While Whelan apologized for being mistaken about his gambit to prove mistaken identity, it’s an arrow in the committee’s quiver along with questioning the timing of the allegations, and if three women are too many to blow off, those were the youthful mistakes of a good man. Under heavy but misplaced criticism from Republicans for not releasing a letter from Ford until after the hearings ended (Ford being rightfully afraid to have it revealed), Sen. Dianne Feinstein asked Grassley Sunday night for an “immediate postponement” while the FBI, not partisan committee staff, investigate all the charges.
Whelan, the committee, Graham, McConnell and others are not outliers but the best and brightest Republicans and the GOP wonders why women don’t trust them. After a top aide to the committee (and former colleague of Whelan) resigned abruptly Saturday over allegations of his own sexual wrongdoing, slightly woke Republicans upped their effort to find a woman to ask their questions for them. How about if they call in sick and leave the questioning to their female colleagues on the other side of the dais?

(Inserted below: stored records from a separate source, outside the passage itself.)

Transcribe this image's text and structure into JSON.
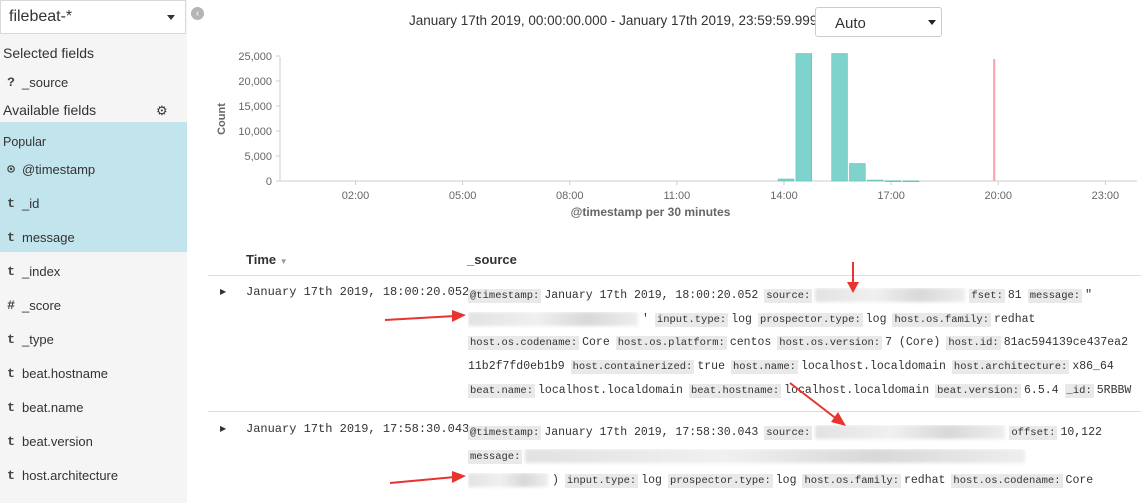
{
  "sidebar": {
    "index_pattern": "filebeat-*",
    "selected_heading": "Selected fields",
    "selected_fields": [
      {
        "type": "?",
        "name": "_source"
      }
    ],
    "available_heading": "Available fields",
    "popular_heading": "Popular",
    "popular_fields": [
      {
        "type": "⊙",
        "name": "@timestamp"
      },
      {
        "type": "t",
        "name": "_id"
      },
      {
        "type": "t",
        "name": "message"
      }
    ],
    "fields": [
      {
        "type": "t",
        "name": "_index"
      },
      {
        "type": "#",
        "name": "_score"
      },
      {
        "type": "t",
        "name": "_type"
      },
      {
        "type": "t",
        "name": "beat.hostname"
      },
      {
        "type": "t",
        "name": "beat.name"
      },
      {
        "type": "t",
        "name": "beat.version"
      },
      {
        "type": "t",
        "name": "host.architecture"
      }
    ]
  },
  "header": {
    "time_range": "January 17th 2019, 00:00:00.000 - January 17th 2019, 23:59:59.999 —",
    "interval": "Auto"
  },
  "chart_data": {
    "type": "bar",
    "ylabel": "Count",
    "xlabel": "@timestamp per 30 minutes",
    "ylim": [
      0,
      26000
    ],
    "yticks": [
      0,
      5000,
      10000,
      15000,
      20000,
      25000
    ],
    "ytick_labels": [
      "0",
      "5,000",
      "10,000",
      "15,000",
      "20,000",
      "25,000"
    ],
    "xticks_hours": [
      2,
      5,
      8,
      11,
      14,
      17,
      20,
      23
    ],
    "xtick_labels": [
      "02:00",
      "05:00",
      "08:00",
      "11:00",
      "14:00",
      "17:00",
      "20:00",
      "23:00"
    ],
    "bars": [
      {
        "hour": 14.0,
        "value": 400
      },
      {
        "hour": 14.5,
        "value": 25500
      },
      {
        "hour": 15.5,
        "value": 25500
      },
      {
        "hour": 16.0,
        "value": 3500
      },
      {
        "hour": 16.5,
        "value": 200
      },
      {
        "hour": 17.0,
        "value": 60
      },
      {
        "hour": 17.5,
        "value": 40
      }
    ],
    "marker_hour": 20.0,
    "bar_color": "#7ed3cd",
    "marker_color": "#f2a3a6"
  },
  "table": {
    "col_time": "Time",
    "col_source": "_source",
    "rows": [
      {
        "time": "January 17th 2019, 18:00:20.052",
        "lines": [
          [
            [
              "k",
              "@timestamp:"
            ],
            [
              "v",
              "January 17th 2019, 18:00:20.052"
            ],
            [
              "k",
              "source:"
            ],
            [
              "b",
              "150"
            ],
            [
              "k",
              "fset:"
            ],
            [
              "v",
              "81"
            ],
            [
              "k",
              "message:"
            ],
            [
              "v",
              "\""
            ]
          ],
          [
            [
              "b",
              "170"
            ],
            [
              "v",
              "'"
            ],
            [
              "k",
              "input.type:"
            ],
            [
              "v",
              "log"
            ],
            [
              "k",
              "prospector.type:"
            ],
            [
              "v",
              "log"
            ],
            [
              "k",
              "host.os.family:"
            ],
            [
              "v",
              "redhat"
            ]
          ],
          [
            [
              "k",
              "host.os.codename:"
            ],
            [
              "v",
              "Core"
            ],
            [
              "k",
              "host.os.platform:"
            ],
            [
              "v",
              "centos"
            ],
            [
              "k",
              "host.os.version:"
            ],
            [
              "v",
              "7 (Core)"
            ],
            [
              "k",
              "host.id:"
            ],
            [
              "v",
              "81ac594139ce437ea2"
            ]
          ],
          [
            [
              "v",
              "11b2f7fd0eb1b9"
            ],
            [
              "k",
              "host.containerized:"
            ],
            [
              "v",
              "true"
            ],
            [
              "k",
              "host.name:"
            ],
            [
              "v",
              "localhost.localdomain"
            ],
            [
              "k",
              "host.architecture:"
            ],
            [
              "v",
              "x86_64"
            ]
          ],
          [
            [
              "k",
              "beat.name:"
            ],
            [
              "v",
              "localhost.localdomain"
            ],
            [
              "k",
              "beat.hostname:"
            ],
            [
              "v",
              "localhost.localdomain"
            ],
            [
              "k",
              "beat.version:"
            ],
            [
              "v",
              "6.5.4"
            ],
            [
              "k",
              "_id:"
            ],
            [
              "v",
              "5RBBW"
            ]
          ]
        ]
      },
      {
        "time": "January 17th 2019, 17:58:30.043",
        "lines": [
          [
            [
              "k",
              "@timestamp:"
            ],
            [
              "v",
              "January 17th 2019, 17:58:30.043"
            ],
            [
              "k",
              "source:"
            ],
            [
              "b",
              "190"
            ],
            [
              "k",
              "offset:"
            ],
            [
              "v",
              "10,122"
            ]
          ],
          [
            [
              "k",
              "message:"
            ],
            [
              "b",
              "500"
            ]
          ],
          [
            [
              "b",
              "80"
            ],
            [
              "v",
              ")"
            ],
            [
              "k",
              "input.type:"
            ],
            [
              "v",
              "log"
            ],
            [
              "k",
              "prospector.type:"
            ],
            [
              "v",
              "log"
            ],
            [
              "k",
              "host.os.family:"
            ],
            [
              "v",
              "redhat"
            ],
            [
              "k",
              "host.os.codename:"
            ],
            [
              "v",
              "Core"
            ]
          ]
        ]
      }
    ]
  }
}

Friday afternoon, Sen. Mitch McConnell assured an evangelical gathering that they could count on Kavanaugh taking his seat on the court as he’d been planning since he blocked Merrick Garland for over a year.
With the brute force of the majority, Republicans may successfully steamroll another suspected molester and perjurer onto the Supreme Court. They’re in charge, for now, but possibly not for long. When Thomas was confirmed, there were two women in the Senate; that tripled in 1992. The way Republicans treat women is no laughing matter. See you in November.